Bilan carbone des entreprises : remue-ménage autour de la révision de la norme SBTI

Les modifications des critères d'analyse des efforts de réduction des émissions de gaz à effet de serre des entreprises par le SBTI pose question.     © Pakin

Les crédits carbone peuvent-ils contribuer à alléger le bilan des émissions de gaz à effet de serre des entreprises ? Jusqu'ici, c'était impossible. Mais la SBTI ouvre une brèche dans l'orthodoxie. Au grand dam de nombreuses parties prenantes.

Quelle mouche a donc piqué la Science-Based Target Initiative (SBTI) pour vouloir ainsi, sans concertation préalable, modifier ses critères d'analyse des efforts de réduction des émissions de gaz à effet de serre des entreprises ? Créé en marge de la COP 21 par le Carbon Disclosure Project (CDP), le Pacte mondial des Nations unies, le World Resources Institute (WRI) et le Fonds mondial pour la nature (WWF), afin de mettre la science au service de la transition des organisations vers le « net zero », cet organisme de normalisation a toujours été considéré comme une référence en la matière. Depuis 2015, ce modèle de sérieux et de rigueur a accompagné près de 8 000 entreprises et en a déjà certifié 4 000.

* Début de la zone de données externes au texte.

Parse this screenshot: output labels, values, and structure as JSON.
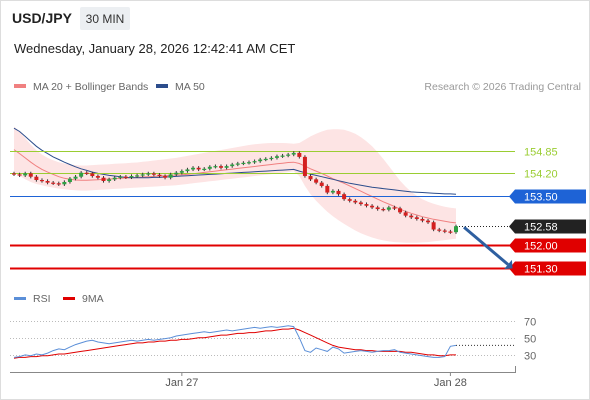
{
  "header": {
    "symbol": "USD/JPY",
    "timeframe": "30 MIN",
    "datetime": "Wednesday, January 28, 2026 12:42:41 AM CET"
  },
  "colors": {
    "ma20": "#f08080",
    "ma50": "#2c4d8c",
    "bollinger_fill": "#fde4e4",
    "level_green": "#9acd32",
    "level_blue": "#1e63d6",
    "level_red": "#e00000",
    "level_dark": "#222222",
    "candle_up": "#2ea043",
    "candle_down": "#d42020",
    "rsi": "#5b8fd8",
    "rsi_ma": "#e00000",
    "arrow": "#2e5fa0"
  },
  "chart_data": [
    {
      "type": "line",
      "panel": "price",
      "legend": [
        {
          "label": "MA 20 + Bollinger Bands"
        },
        {
          "label": "MA 50"
        }
      ],
      "watermark": "Research © 2026 Trading Central",
      "ylim": [
        150.8,
        156.1
      ],
      "x_tick_labels": [
        {
          "label": "Jan 27",
          "index": 30
        },
        {
          "label": "Jan 28",
          "index": 78
        }
      ],
      "n_bars": 80,
      "levels": [
        {
          "value": 154.85,
          "label": "154.85",
          "style": "green"
        },
        {
          "value": 154.2,
          "label": "154.20",
          "style": "green"
        },
        {
          "value": 153.5,
          "label": "153.50",
          "style": "blue"
        },
        {
          "value": 152.58,
          "label": "152.58",
          "style": "dark"
        },
        {
          "value": 152.0,
          "label": "152.00",
          "style": "red"
        },
        {
          "value": 151.3,
          "label": "151.30",
          "style": "red"
        }
      ],
      "close": [
        154.15,
        154.12,
        154.18,
        154.08,
        153.98,
        153.95,
        153.9,
        153.88,
        153.85,
        153.92,
        154.02,
        154.08,
        154.2,
        154.18,
        154.1,
        154.05,
        153.95,
        154.0,
        154.05,
        154.08,
        154.06,
        154.1,
        154.12,
        154.15,
        154.18,
        154.14,
        154.1,
        154.05,
        154.15,
        154.2,
        154.25,
        154.3,
        154.35,
        154.3,
        154.32,
        154.38,
        154.4,
        154.35,
        154.4,
        154.45,
        154.48,
        154.5,
        154.52,
        154.55,
        154.6,
        154.62,
        154.65,
        154.7,
        154.72,
        154.75,
        154.8,
        154.68,
        154.1,
        154.0,
        153.9,
        153.8,
        153.6,
        153.65,
        153.55,
        153.4,
        153.35,
        153.3,
        153.25,
        153.2,
        153.15,
        153.1,
        153.08,
        153.15,
        153.12,
        153.0,
        152.9,
        152.85,
        152.8,
        152.75,
        152.7,
        152.48,
        152.45,
        152.42,
        152.4,
        152.58
      ],
      "ma50": [
        155.55,
        155.45,
        155.3,
        155.15,
        155.0,
        154.88,
        154.78,
        154.68,
        154.6,
        154.52,
        154.45,
        154.38,
        154.32,
        154.27,
        154.22,
        154.18,
        154.15,
        154.12,
        154.1,
        154.08,
        154.06,
        154.05,
        154.05,
        154.05,
        154.05,
        154.06,
        154.06,
        154.07,
        154.08,
        154.09,
        154.1,
        154.11,
        154.12,
        154.13,
        154.14,
        154.15,
        154.16,
        154.17,
        154.18,
        154.19,
        154.2,
        154.21,
        154.22,
        154.23,
        154.24,
        154.25,
        154.26,
        154.27,
        154.28,
        154.29,
        154.3,
        154.25,
        154.2,
        154.16,
        154.12,
        154.08,
        154.04,
        154.0,
        153.96,
        153.92,
        153.88,
        153.85,
        153.82,
        153.79,
        153.76,
        153.74,
        153.72,
        153.7,
        153.68,
        153.66,
        153.64,
        153.62,
        153.61,
        153.6,
        153.59,
        153.58,
        153.57,
        153.56,
        153.56,
        153.55
      ],
      "ma20": [
        154.9,
        154.78,
        154.65,
        154.52,
        154.4,
        154.3,
        154.22,
        154.15,
        154.08,
        154.03,
        154.0,
        153.98,
        153.97,
        153.97,
        153.98,
        153.99,
        154.0,
        154.01,
        154.02,
        154.03,
        154.04,
        154.05,
        154.06,
        154.07,
        154.08,
        154.09,
        154.1,
        154.11,
        154.12,
        154.13,
        154.14,
        154.15,
        154.17,
        154.19,
        154.21,
        154.23,
        154.25,
        154.27,
        154.29,
        154.31,
        154.33,
        154.35,
        154.37,
        154.39,
        154.41,
        154.43,
        154.45,
        154.47,
        154.49,
        154.51,
        154.52,
        154.48,
        154.4,
        154.32,
        154.25,
        154.18,
        154.1,
        154.02,
        153.95,
        153.88,
        153.8,
        153.72,
        153.64,
        153.56,
        153.48,
        153.4,
        153.32,
        153.25,
        153.18,
        153.1,
        153.03,
        152.97,
        152.92,
        152.87,
        152.83,
        152.79,
        152.76,
        152.73,
        152.7,
        152.68
      ],
      "bb_upper": [
        155.6,
        155.45,
        155.25,
        155.05,
        154.88,
        154.75,
        154.65,
        154.58,
        154.52,
        154.48,
        154.45,
        154.43,
        154.42,
        154.42,
        154.43,
        154.44,
        154.45,
        154.46,
        154.47,
        154.48,
        154.49,
        154.5,
        154.51,
        154.53,
        154.55,
        154.57,
        154.59,
        154.61,
        154.63,
        154.65,
        154.68,
        154.71,
        154.74,
        154.77,
        154.8,
        154.83,
        154.86,
        154.89,
        154.92,
        154.95,
        154.98,
        155.01,
        155.04,
        155.06,
        155.08,
        155.09,
        155.1,
        155.1,
        155.1,
        155.09,
        155.08,
        155.1,
        155.2,
        155.3,
        155.38,
        155.45,
        155.5,
        155.52,
        155.52,
        155.5,
        155.45,
        155.38,
        155.28,
        155.15,
        155.0,
        154.82,
        154.62,
        154.4,
        154.18,
        153.96,
        153.78,
        153.62,
        153.5,
        153.4,
        153.32,
        153.26,
        153.21,
        153.17,
        153.14,
        153.12
      ],
      "bb_lower": [
        154.2,
        154.1,
        154.0,
        153.92,
        153.86,
        153.82,
        153.78,
        153.75,
        153.72,
        153.7,
        153.68,
        153.67,
        153.66,
        153.66,
        153.67,
        153.68,
        153.69,
        153.7,
        153.71,
        153.72,
        153.73,
        153.74,
        153.75,
        153.76,
        153.77,
        153.78,
        153.79,
        153.8,
        153.81,
        153.82,
        153.84,
        153.86,
        153.88,
        153.9,
        153.92,
        153.94,
        153.96,
        153.98,
        154.0,
        154.02,
        154.04,
        154.06,
        154.08,
        154.1,
        154.12,
        154.14,
        154.16,
        154.18,
        154.2,
        154.22,
        154.24,
        154.1,
        153.8,
        153.55,
        153.35,
        153.18,
        153.02,
        152.88,
        152.76,
        152.65,
        152.55,
        152.45,
        152.37,
        152.3,
        152.24,
        152.19,
        152.15,
        152.12,
        152.1,
        152.09,
        152.08,
        152.08,
        152.08,
        152.09,
        152.1,
        152.12,
        152.14,
        152.16,
        152.18,
        152.2
      ],
      "forecast_arrow": {
        "from": 152.58,
        "to": 151.3
      }
    },
    {
      "type": "line",
      "panel": "rsi",
      "legend": [
        {
          "label": "RSI"
        },
        {
          "label": "9MA"
        }
      ],
      "ylim": [
        10,
        80
      ],
      "y_ticks": [
        70,
        50,
        30
      ],
      "rsi": [
        27,
        28,
        30,
        29,
        31,
        30,
        32,
        35,
        37,
        36,
        39,
        42,
        44,
        46,
        47,
        45,
        44,
        43,
        44,
        45,
        46,
        47,
        46,
        47,
        48,
        47,
        48,
        49,
        50,
        52,
        53,
        54,
        55,
        56,
        57,
        56,
        57,
        58,
        59,
        58,
        59,
        60,
        61,
        62,
        61,
        62,
        63,
        62,
        63,
        64,
        63,
        50,
        35,
        33,
        38,
        36,
        34,
        39,
        37,
        32,
        33,
        34,
        35,
        34,
        33,
        34,
        35,
        35,
        36,
        33,
        32,
        31,
        30,
        29,
        28,
        27,
        27,
        28,
        40,
        41
      ],
      "rsi_ma": [
        26,
        27,
        27,
        28,
        28,
        29,
        29,
        30,
        31,
        31,
        32,
        33,
        34,
        35,
        36,
        37,
        38,
        39,
        40,
        41,
        42,
        43,
        44,
        44,
        45,
        45,
        46,
        46,
        47,
        47,
        48,
        48,
        49,
        50,
        50,
        51,
        52,
        53,
        53,
        54,
        55,
        55,
        56,
        56,
        57,
        58,
        58,
        59,
        60,
        60,
        61,
        59,
        56,
        53,
        50,
        47,
        44,
        41,
        39,
        38,
        37,
        36,
        36,
        35,
        35,
        34,
        34,
        34,
        34,
        34,
        33,
        33,
        32,
        31,
        30,
        30,
        29,
        29,
        30,
        30
      ]
    }
  ]
}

Mais le 9 avril dernier, son conseil d'administration a créé la surprise en annonçant son intention d'intégrer les « certificats d'attributs environnementaux », et plus particulièrement les crédits carbone dans ses calculs d'atteinte ou non de leurs objectifs de réduction de gaz à effet de serre par les entreprises sur leur scope 3 (émissions indirectes non liées à la consommation d'énergie), le plus important de tous. « Lorsqu'elle est correctement soutenue par des politiques, des normes et des procédures fondées sur des preuves scientifiques, l'utilisation de certificats d'attributs environnementaux à des fins de réduction des émissions de scope 3 pourrait fonctionner comme un moyen supplémentaire pour lutter contre le changement climatique », plaident les dirigeants dans leur communiqué, tout en reconnaissant l'existence d'un « débat sain » en cours sur le sujet.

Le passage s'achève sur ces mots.